Dans la nuit noire.

Ecrit par Rre Byzza

Mactar baignait dans ce monde irréel où Penda l'avait basculé, il ne comprenait pas, il ne comprenait rien de ce qui lui arrivait. Tout son esprit se tournait vers Astou, son état avancé de grossesse. Toute cette histoire va la retourner, mais il avait confiance en elle, il savait que Astou saurait, qu'elle sentirait qu'il était innocent. Il était innocent, toute cette histoire n'était que résultat de l'esprit malade de Penda. 
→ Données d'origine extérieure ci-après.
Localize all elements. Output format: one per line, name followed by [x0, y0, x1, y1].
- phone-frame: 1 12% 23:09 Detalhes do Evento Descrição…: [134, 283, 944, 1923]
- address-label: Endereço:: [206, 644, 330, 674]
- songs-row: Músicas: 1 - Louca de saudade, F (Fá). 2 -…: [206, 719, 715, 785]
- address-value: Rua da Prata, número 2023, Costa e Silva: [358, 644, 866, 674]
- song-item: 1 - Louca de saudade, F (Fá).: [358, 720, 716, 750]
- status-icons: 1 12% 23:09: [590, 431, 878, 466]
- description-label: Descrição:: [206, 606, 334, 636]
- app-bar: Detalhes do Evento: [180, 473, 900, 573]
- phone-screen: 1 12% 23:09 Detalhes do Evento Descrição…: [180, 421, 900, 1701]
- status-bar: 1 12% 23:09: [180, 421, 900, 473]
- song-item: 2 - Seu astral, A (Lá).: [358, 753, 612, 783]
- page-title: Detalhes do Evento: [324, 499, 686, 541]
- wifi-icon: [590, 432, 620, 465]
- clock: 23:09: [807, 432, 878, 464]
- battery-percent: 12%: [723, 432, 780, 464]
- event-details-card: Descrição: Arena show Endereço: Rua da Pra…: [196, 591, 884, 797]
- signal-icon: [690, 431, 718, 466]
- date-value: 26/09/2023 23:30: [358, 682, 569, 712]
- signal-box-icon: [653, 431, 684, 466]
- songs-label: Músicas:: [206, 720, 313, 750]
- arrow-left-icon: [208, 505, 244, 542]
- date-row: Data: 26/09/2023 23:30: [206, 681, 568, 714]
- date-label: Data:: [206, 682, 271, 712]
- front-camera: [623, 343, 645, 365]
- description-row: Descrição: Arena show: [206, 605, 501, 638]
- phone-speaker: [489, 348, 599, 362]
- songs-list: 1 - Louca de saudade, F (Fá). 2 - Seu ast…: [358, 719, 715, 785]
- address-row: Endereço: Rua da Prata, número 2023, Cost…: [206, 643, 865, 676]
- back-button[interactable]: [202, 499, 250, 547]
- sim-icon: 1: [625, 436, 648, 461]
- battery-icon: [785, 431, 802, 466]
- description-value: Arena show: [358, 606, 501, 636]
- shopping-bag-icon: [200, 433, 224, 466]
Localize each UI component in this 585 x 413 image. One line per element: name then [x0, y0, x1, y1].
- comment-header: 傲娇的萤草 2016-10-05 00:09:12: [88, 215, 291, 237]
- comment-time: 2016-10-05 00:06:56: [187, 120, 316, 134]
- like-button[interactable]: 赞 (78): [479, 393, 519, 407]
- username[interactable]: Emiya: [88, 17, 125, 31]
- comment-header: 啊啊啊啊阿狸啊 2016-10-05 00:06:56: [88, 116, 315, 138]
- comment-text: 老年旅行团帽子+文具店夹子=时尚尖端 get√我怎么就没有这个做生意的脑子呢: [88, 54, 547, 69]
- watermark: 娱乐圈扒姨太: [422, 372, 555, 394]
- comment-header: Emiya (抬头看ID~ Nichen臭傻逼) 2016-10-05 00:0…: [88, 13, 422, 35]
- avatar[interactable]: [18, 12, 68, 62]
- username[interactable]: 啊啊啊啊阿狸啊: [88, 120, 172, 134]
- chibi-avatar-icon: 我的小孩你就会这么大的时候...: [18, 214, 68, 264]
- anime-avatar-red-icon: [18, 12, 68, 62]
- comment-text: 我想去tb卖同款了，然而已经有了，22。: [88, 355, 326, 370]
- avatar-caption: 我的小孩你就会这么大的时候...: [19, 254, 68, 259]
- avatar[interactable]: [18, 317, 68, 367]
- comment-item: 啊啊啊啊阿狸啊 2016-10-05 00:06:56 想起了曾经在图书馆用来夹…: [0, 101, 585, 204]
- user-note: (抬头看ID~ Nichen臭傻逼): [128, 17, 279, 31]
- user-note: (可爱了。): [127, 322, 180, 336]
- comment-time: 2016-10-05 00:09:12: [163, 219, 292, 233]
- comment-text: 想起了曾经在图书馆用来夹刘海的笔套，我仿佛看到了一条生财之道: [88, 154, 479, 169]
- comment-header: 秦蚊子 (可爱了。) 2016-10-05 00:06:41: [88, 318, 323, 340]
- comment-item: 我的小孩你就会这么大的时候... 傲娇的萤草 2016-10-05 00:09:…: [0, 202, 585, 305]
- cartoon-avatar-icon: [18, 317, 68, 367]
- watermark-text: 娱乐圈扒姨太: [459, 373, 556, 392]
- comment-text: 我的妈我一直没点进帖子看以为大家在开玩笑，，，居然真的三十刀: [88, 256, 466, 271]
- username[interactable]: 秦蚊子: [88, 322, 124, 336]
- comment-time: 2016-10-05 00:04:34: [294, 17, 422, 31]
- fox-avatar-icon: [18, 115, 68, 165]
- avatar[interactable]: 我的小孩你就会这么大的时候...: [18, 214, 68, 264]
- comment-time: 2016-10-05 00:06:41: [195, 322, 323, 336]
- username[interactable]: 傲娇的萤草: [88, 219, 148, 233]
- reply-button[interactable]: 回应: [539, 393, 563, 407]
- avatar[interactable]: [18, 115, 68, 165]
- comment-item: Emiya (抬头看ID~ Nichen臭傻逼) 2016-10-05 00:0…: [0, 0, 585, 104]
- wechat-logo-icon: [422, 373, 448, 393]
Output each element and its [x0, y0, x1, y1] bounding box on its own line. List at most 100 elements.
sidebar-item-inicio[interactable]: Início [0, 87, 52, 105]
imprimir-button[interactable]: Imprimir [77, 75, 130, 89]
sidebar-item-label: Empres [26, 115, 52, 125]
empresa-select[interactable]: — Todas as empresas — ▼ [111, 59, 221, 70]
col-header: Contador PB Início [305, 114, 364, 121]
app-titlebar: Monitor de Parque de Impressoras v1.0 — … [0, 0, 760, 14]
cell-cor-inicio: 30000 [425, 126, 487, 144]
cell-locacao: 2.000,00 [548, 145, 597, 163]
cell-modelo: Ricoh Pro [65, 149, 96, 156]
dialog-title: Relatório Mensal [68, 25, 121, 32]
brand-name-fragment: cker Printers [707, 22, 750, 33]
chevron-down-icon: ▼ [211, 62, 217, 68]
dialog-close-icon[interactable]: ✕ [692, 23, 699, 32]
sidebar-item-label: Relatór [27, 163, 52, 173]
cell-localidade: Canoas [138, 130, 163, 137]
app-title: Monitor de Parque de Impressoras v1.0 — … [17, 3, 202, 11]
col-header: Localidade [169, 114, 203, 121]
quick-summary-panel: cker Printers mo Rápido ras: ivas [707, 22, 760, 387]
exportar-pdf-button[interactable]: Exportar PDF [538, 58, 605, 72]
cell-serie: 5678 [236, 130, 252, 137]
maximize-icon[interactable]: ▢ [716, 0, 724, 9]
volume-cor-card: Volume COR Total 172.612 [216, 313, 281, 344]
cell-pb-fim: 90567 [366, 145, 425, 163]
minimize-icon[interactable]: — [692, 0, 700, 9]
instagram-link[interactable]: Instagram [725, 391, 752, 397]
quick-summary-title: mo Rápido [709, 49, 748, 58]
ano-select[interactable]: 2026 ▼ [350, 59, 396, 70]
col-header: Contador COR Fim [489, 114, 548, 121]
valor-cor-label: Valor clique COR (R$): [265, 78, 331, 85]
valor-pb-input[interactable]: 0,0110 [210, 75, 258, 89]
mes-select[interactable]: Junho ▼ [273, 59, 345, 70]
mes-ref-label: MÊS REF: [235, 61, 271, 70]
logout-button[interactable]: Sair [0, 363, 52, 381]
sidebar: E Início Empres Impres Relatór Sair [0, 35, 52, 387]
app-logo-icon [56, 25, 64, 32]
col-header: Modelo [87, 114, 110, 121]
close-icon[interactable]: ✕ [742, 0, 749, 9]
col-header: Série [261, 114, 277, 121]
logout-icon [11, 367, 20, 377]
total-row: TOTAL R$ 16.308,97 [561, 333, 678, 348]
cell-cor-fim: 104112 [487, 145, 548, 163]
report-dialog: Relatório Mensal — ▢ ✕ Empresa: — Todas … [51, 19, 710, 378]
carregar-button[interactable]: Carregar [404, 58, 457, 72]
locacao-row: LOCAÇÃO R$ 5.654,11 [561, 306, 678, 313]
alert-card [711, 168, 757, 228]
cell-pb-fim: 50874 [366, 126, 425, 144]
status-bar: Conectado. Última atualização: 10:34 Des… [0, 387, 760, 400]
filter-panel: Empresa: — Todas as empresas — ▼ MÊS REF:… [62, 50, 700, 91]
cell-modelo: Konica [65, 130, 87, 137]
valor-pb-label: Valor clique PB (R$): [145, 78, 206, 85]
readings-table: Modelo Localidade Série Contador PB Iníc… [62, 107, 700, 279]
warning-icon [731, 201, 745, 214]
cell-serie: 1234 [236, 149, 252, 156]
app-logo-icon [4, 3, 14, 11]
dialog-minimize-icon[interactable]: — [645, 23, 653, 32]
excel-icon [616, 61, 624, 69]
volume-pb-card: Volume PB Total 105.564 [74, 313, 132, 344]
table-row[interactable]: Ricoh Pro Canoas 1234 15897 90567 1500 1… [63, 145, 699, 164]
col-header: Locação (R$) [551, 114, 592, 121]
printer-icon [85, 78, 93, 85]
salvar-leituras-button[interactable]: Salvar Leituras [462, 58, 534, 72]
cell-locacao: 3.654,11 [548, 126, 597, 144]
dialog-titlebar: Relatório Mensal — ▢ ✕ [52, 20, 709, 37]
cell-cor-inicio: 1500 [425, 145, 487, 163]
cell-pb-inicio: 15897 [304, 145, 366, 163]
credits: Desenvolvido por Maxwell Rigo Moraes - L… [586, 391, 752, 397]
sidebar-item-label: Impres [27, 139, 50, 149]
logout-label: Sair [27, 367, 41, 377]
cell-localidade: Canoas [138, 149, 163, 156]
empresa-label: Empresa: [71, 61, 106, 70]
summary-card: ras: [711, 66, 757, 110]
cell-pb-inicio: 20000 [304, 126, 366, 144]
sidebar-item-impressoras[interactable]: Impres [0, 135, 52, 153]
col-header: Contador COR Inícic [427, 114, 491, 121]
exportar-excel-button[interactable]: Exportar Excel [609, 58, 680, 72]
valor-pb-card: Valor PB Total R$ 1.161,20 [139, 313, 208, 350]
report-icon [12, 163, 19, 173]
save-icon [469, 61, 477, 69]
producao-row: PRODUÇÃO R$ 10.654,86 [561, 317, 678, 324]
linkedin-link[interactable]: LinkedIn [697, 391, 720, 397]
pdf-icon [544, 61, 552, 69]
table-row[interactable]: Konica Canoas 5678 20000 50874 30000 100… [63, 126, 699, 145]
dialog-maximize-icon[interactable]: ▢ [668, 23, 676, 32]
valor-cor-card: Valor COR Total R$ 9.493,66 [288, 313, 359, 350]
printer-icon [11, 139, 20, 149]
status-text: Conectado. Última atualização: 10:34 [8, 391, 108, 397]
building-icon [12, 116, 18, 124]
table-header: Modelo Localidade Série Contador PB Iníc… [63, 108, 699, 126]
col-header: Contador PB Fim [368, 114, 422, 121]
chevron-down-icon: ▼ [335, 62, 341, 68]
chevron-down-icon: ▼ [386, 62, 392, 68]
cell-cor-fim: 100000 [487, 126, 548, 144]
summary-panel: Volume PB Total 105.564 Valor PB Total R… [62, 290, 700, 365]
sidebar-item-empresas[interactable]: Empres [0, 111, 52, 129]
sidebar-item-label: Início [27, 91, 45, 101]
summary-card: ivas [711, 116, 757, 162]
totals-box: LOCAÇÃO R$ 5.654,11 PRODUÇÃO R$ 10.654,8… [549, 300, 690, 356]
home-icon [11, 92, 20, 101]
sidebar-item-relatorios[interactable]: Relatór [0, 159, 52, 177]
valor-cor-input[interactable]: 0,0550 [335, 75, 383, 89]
"Mon mari", il se remémora ce qualificatif qu'elle lui servait tout le temps et les conversations rythmées devant la famille, quand elle rivalisait avec Astou en prétendant qu'elle fait meilleure épouse qu'elle, ces pseudos luttes qu'elle faisait avec sa soeur pour s'asseoir plus près de lui ou à défaut sur ses genoux. Mactar ne lésinait sur aucun moyen pour contenter Penda, son argent de poche mensuel, ses besoins contextuels, les cadeaux permanents. Pour lui sa relation avec sa belle famille devait toujours être au beau fixe, il se dévouait son amour pour sa femme à travers tous les membres de sa famille.. 

Serait-il fautif en fin de compte? Toutes ces largesses pour Penda auraient- elles pu lui tourner la tête et la faire s'imaginer des choses qui n'étaient point? Rien n'était à laisser de côté pour expliquer ce qui est arrivé aujourd'hui. 

Son corps endolori se rappela à lui, il était en piteux état. Les yeux boursouflés, le corps griffé de toute part, la douleur se répandait telle une ondée rémanente sur tout son corps. Torse nu, son corps noir coloré par les gouttelettes de sang qui avaient coagulé, pantalon en loques il ressemblait plus à un vulgaire voleur qui avait été pris à partie par la population.

Ils' agrippait aux barreaux de cette geôle où l'avait enfermé les agents de la police qui étaient venu le cueillir. Ils auraient pu l'amener à l’hôpital, se dit-il en ressentant cette douleur aux côtes qui se rappelait perpétuellement à son souvenir quand il respirait. Presque quatre heures de temps qu'ils l'avaient déposé là sans "vouloir" l'écouter, au contraire, face à ses "jérémiades", termes que le préposé au poste de garde lui avait attribué, avant d'ajouter quelques coups de matraque de police à son supplice. Il désirait seulement qu'on l'écoute, qu'il parle et rétablisse les faits pour retourner chez sa femme pour la rassurer, mais on ne désirait pas sous ces cieux l'entendre dire quoi que ce soit. 

La porte du cachot s'ouvrit dans un cri de fers qui se rudoient férocement. Mactar n'aurait  jamais cru vivre ce moment de sa vie, lui si respectueux des lois et des personnes! Lui en présence de ces gens aux mines patibulaires dans ce cachot aux relents cataclysmiques. Il sortit de ses réflexions par son nom qui retentissait sur la bouche de l'agent de police. 

- Mactar Diallo, suis moi !

Mactar s'avança, l'agent lui prit les mains sans ménagement et lui remit de nouveau les menottes, s'agrippa d'une main à celles ci et de l'autre l’empoigna au collet, il le poussait plus qu'il ne le laissa marcher. Il le fit entrer dans une salle avec plusieurs autres agents, derrière des bureaux poussiéreux et couverts de dossiers. Un écran d'ordinateur trônant au milieu. Le bureau était bondé, Mactar trouva des gens comme lui, les yeux hagards, face à d'autres qui, visages renfrognés, cachaient mal un sentiment de satisfecit d'avoir amené tel quidam devant l'autorité de police.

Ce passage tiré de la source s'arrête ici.